Will Larry Bell Sell Bell’s Brewery?

On the eve of the 2012 Craft Brewers Conference (CBC), Bell’s Brewery President, Larry Bell, has managed to once again make the news.

Last year he was squabbling with Northern Brewer over the use of the previously named “Three Hearted Ale” homebrewing kit. This year, he’s discussing a sale.

Yesterday, Bell told MLive.com that he’d consider selling his brewery – the country’s seventh largest craft brewer – if he can’t buy out the company’s 10 other shareholders.

“Unfortunately with the growth and the size the company has gotten to, the alarms are going off to where we have to figure it out or do something else,” Bell told MLive. “I don’t want to sell, but it’s a great time to sell if I had to.

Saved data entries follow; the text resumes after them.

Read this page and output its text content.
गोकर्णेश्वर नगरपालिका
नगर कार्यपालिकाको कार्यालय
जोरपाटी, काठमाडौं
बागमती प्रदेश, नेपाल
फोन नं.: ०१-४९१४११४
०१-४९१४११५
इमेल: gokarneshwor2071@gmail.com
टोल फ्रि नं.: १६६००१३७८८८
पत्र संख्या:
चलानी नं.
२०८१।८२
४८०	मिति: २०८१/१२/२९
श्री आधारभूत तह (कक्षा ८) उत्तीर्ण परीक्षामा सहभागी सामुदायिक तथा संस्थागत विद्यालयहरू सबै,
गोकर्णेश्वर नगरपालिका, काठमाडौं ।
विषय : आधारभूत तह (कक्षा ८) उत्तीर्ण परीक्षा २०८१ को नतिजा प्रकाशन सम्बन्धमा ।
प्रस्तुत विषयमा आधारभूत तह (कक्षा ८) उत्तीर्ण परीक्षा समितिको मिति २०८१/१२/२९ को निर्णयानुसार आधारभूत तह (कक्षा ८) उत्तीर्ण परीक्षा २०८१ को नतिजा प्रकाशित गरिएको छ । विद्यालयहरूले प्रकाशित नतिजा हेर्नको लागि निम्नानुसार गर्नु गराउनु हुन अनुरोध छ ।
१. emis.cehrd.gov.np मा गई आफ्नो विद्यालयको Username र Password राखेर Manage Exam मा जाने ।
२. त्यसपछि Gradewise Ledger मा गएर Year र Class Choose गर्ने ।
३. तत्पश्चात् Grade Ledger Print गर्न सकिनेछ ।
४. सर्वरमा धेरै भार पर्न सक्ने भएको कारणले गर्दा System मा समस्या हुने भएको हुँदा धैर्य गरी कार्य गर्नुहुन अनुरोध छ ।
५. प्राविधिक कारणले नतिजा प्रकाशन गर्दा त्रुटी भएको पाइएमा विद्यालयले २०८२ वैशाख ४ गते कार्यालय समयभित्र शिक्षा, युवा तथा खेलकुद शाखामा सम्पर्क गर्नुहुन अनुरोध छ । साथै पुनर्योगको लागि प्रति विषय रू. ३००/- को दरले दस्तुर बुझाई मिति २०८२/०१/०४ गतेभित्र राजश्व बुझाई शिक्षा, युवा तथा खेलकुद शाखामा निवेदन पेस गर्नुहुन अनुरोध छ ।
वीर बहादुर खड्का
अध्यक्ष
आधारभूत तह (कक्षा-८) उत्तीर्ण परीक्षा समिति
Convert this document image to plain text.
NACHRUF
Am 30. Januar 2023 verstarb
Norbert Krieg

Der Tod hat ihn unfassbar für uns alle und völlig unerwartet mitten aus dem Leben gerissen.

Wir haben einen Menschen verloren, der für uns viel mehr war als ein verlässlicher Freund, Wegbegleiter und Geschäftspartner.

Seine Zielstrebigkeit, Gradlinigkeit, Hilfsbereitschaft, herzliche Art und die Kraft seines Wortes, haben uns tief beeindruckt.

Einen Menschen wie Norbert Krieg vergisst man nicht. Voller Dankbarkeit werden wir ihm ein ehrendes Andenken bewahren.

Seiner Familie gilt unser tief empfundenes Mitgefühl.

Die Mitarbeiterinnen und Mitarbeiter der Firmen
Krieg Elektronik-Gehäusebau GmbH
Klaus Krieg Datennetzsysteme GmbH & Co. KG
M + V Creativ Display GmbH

There are many willing buyers.

Bell and his two children (Laura and David) own a majority of the company’s shares. The hope is to keep the brewery a “family business,” but after producing 185,536 barrels last year and projecting nearly 230,000 for 2012, Bell could soon be cashing out.

“We, as a family, have to soon figure out what’s going to happen. Unfortunately, the way this thing is structured, this company is structured, it’s not sustainable. I’m not set up estate-wise to guarantee it can be handed over to the kids. We’ve been trying to work on that,” Bell told MLive.

The company is already $22 million into a planned $52 million expansion. So, what will become of the remaining $30 million to be invested and the Comstock, Mich-based brewery? We’ll just have to ask Bell himself at this week’s CBC.